第13話 韓非子《かんびし》:才能がありすぎて自殺させられた人物

「中国のマキャベリ」として有名な戦国時代の法家・韓非子かんびしですが(マキャベリのほうが生まれがあとなのでこの表現は変な気もしますが)、才能がありすぎたがゆえに自殺をさせられてしまいました。

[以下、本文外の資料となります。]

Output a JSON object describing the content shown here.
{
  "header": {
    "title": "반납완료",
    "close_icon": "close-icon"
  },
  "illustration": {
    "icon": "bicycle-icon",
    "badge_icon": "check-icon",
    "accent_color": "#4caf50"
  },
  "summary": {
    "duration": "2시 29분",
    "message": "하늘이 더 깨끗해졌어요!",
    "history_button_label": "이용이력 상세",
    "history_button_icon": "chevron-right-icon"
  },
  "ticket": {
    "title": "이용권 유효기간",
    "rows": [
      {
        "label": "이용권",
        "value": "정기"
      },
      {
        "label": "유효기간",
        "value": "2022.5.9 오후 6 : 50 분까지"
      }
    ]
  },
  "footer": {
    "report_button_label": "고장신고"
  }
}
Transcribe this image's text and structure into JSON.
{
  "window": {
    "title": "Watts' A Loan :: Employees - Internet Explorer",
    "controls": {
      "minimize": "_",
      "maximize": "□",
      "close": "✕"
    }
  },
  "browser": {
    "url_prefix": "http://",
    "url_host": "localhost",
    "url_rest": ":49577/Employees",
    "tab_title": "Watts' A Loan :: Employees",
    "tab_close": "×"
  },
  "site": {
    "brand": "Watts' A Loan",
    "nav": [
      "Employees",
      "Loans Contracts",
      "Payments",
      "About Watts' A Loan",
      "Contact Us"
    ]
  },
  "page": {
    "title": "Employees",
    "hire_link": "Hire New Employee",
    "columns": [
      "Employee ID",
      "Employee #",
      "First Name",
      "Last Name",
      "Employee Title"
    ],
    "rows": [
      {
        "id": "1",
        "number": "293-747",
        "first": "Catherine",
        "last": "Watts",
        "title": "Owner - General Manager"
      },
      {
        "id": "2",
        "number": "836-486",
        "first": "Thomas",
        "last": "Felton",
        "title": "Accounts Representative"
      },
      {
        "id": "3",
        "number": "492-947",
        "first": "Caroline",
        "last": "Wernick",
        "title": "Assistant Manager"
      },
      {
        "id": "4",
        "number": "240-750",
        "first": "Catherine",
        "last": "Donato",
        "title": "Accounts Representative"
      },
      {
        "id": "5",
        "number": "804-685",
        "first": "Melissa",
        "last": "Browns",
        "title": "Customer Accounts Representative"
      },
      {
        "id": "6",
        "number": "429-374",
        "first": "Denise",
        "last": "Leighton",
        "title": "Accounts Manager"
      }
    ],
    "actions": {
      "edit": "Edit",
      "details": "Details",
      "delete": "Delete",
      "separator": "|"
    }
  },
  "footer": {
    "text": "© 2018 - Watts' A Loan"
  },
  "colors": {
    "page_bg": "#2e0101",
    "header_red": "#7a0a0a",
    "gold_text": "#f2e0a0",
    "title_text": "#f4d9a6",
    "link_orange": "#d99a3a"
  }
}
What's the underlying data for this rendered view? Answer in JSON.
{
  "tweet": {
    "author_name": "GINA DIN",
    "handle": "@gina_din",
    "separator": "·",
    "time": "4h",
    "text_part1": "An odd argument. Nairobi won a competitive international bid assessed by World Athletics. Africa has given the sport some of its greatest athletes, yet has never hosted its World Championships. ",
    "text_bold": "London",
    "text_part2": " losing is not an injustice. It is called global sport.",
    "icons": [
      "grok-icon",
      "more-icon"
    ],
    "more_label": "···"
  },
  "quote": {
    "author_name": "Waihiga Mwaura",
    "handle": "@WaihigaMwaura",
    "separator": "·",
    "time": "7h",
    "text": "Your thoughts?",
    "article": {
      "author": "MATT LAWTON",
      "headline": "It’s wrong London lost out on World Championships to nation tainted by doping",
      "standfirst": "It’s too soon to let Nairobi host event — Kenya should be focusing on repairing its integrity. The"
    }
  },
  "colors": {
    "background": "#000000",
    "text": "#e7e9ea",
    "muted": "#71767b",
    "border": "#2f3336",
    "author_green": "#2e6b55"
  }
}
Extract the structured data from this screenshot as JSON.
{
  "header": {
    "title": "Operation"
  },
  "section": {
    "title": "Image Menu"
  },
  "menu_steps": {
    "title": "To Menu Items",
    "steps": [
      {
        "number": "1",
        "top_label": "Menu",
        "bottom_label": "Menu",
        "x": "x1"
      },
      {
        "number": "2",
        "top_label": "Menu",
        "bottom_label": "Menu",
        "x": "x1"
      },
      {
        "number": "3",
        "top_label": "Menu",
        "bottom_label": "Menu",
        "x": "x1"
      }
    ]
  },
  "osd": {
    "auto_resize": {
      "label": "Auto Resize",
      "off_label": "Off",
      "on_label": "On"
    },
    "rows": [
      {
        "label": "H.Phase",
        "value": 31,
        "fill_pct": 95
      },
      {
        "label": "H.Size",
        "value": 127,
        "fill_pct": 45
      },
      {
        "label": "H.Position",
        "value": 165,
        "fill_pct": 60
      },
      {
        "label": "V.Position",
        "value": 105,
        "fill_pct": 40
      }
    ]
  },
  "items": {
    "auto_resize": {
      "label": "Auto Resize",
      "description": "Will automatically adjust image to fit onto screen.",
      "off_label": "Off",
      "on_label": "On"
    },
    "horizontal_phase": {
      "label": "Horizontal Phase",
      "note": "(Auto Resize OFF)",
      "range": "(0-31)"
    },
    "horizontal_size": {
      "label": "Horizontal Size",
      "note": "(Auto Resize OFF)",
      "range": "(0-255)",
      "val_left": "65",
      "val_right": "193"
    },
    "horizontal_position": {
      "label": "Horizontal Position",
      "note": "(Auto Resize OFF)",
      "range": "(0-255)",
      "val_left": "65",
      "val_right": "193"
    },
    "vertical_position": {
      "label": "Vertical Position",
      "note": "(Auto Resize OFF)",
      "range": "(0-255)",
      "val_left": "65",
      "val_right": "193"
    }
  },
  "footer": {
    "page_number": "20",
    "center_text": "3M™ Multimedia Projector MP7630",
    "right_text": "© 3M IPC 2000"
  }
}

 韓非子は韓の国の公子で、「性悪論」で有名な荀子じゅんしのもとで学んでいました。

 このときいっしょに学んでいた者に、のちに秦の宰相となる李斯りしがいます。


 李斯が秦の始皇帝(このときはまだ天下を統一していませんでしたが、わかりやすいように始皇帝と書きます)に仕えたとき、韓非子の著書を始皇帝が読みました。

 

 その内容に始皇帝は、


「これを書いた者と会えれば、死んでもかまわない」


 というほどにまで感心したのです。


 李斯はその著書が韓非子のものだとわかっていたので、それを始皇帝に伝えました。また韓を攻撃する構えを見せれば、かならずや使者として韓非子が来るだろうといいました。


 こうして韓非子は始皇帝のもとにやってきました。


 始皇帝は韓非子を気に入りました。


 ところが李斯は、韓非子が登用されたら自分の立ち場がなくなると怖れ、


「あの者は韓の公子です。秦に尽くすことはないでしょう。

 本国にもどしてもやっかいです」


 といいました。


 それを聞いた始皇帝は韓非子を投獄。


 李斯はこれを機にと、牢獄に毒を送って自殺するよう仕向けました。


 韓非子は、始皇帝と話がしたい旨を伝えましたが、李斯は始皇帝の気が変わることを恐れてそうはさせません。


 けっきょく韓非子は毒を仰いで亡くなりました。


 こののちの始皇帝ですが、韓非子の書の内容を忠実に守ったかのような厳格な法治をおこない、天下を統一します。焚書坑儒もある意味韓非子の書のとおりにやったといえるでしょう。


 人生、才能があっても、どこでどうなるかわかりません。

 ただ韓非子は死すともその書は後世に残ったので、永遠の命を得たともいえるでしょう。